Cour administrative d'appel de Toulouse — Décision N° CAA31-24TL00529

mercredi 28 août 2024

JuridictionCour administrative d'appel de Toulouse
SectionCour administrative d'appel de Toulouse
N° DossierCAA31-24TL00529
TypeOrdonnance
Recoursexcès de pouvoir
PublicationD
FormationJuge des référés
Avocat requérantCAZANAVE

Texte intégral

Vu la procédure suivante :

Procédure contentieuse antérieure :

Mme C A a demandé au tribunal administratif de Toulouse d'annuler l'arrêté du 12 mars 2021 par lequel la préfète de l'Ariège a refusé de lui délivrer un titre de séjour et a prononcé sa réadmission d'office en Italie.

Par un jugement n° 2102012 du 14 mars 2023, le tribunal administratif de Toulouse a rejeté sa demande.

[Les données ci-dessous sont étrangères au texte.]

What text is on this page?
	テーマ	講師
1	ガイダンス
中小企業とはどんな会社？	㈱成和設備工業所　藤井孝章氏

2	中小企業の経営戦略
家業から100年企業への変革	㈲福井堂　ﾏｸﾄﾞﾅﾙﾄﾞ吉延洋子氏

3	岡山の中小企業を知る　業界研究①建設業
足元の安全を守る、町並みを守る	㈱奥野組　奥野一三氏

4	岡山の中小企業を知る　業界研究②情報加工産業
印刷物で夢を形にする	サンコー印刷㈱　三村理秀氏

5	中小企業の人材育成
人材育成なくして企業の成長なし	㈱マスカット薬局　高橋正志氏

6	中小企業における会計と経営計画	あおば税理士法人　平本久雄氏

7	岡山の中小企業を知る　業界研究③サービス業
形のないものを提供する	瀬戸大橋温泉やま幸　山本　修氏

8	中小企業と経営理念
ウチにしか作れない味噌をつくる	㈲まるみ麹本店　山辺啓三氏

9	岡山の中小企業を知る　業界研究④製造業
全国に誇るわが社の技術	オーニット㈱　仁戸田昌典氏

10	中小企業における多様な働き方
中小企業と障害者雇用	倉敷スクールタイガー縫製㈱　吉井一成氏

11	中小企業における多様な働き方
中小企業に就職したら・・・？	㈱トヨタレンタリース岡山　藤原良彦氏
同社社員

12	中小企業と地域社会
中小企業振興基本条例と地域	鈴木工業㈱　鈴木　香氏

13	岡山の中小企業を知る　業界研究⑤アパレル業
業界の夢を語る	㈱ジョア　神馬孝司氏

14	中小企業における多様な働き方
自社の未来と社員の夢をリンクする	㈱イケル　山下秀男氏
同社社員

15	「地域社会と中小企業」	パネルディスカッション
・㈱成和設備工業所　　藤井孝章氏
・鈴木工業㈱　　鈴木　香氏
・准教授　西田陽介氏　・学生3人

Procédure devant la cour :

Par une requête, enregistrée le 27 février 2024, Mme A, représentée par Me Cazanave, demande à la cour :

1°) d'annuler ce jugement ;

2°) d'annuler l'arrêté du 12 mars 2021 de la préfète de l'Ariège ;

3°) d'enjoindre à la préfète de l'Ariège, à titre principal, de lui accorder un titre de séjour au titre de la vie privée et familiale dans un délai d'un mois suivant la notification de l'arrêt à intervenir ou, à titre subsidiaire, de réexaminer sa situation dans un délai de deux mois à compter de la notification de l'arrêt à intervenir et, dans l'attente, de la munir sans délai d'une autorisation provisoire de séjour l'autorisant à travailler ;

4°) de mettre à la charge de l'Etat une somme de 1 000 euros à verser à son conseil en application de l'article L. 761-1 du code de justice administrative et de l'article 37 de la loi du 10 juillet 1991 sous réserve de renoncer à la part contributive de l'Etat au titre de l'aide juridictionnelle.

Elle soutient que :

Sur la décision portant refus de délivrance d'un titre de séjour :

- la préfète, en retenant qu'elle ne disposait pas d'un logement personnel, a commis une erreur de droit et une erreur d'appréciation au regard des articles L. 313-14-1 et R. 313-34-1 du code de l'entrée et du séjour des étrangers et du droit d'asile ;

- la préfète s'est estimée à tort placée dans une situation de compétence liée alors qu'elle dispose d'un pouvoir de régularisation dans le cadre du mécanisme de l'admission exceptionnelle au séjour ;

- au regard de la détention d'un titre de séjour longue durée sur le territoire de l'Union européenne, de ses perspectives d'intégration sur le territoire français liées à un contrat à durée indéterminée à temps complet et de la présence de l'intégralité de ses attaches familiales sur le territoire français, la préfète a commis une erreur manifeste d'appréciation en refusant de l'admettre au séjour de manière discrétionnaire en qualité de salariée ;

-la préfète de l'Ariège a porté une atteinte disproportionnée au droit au respect de sa vie privée et familiale tel que protégé par l'article 8 de la convention européenne de sauvegarde des droits de l'homme et des libertés fondamentales ;

Sur la décision de réadmission d'office en Italie :

-la décision portant remise aux autorités italiennes est illégale du fait de l'illégalité de la décision de refus de séjour ;

-cette décision porte une atteinte excessive à son droit au respect de sa vie privée et familiale.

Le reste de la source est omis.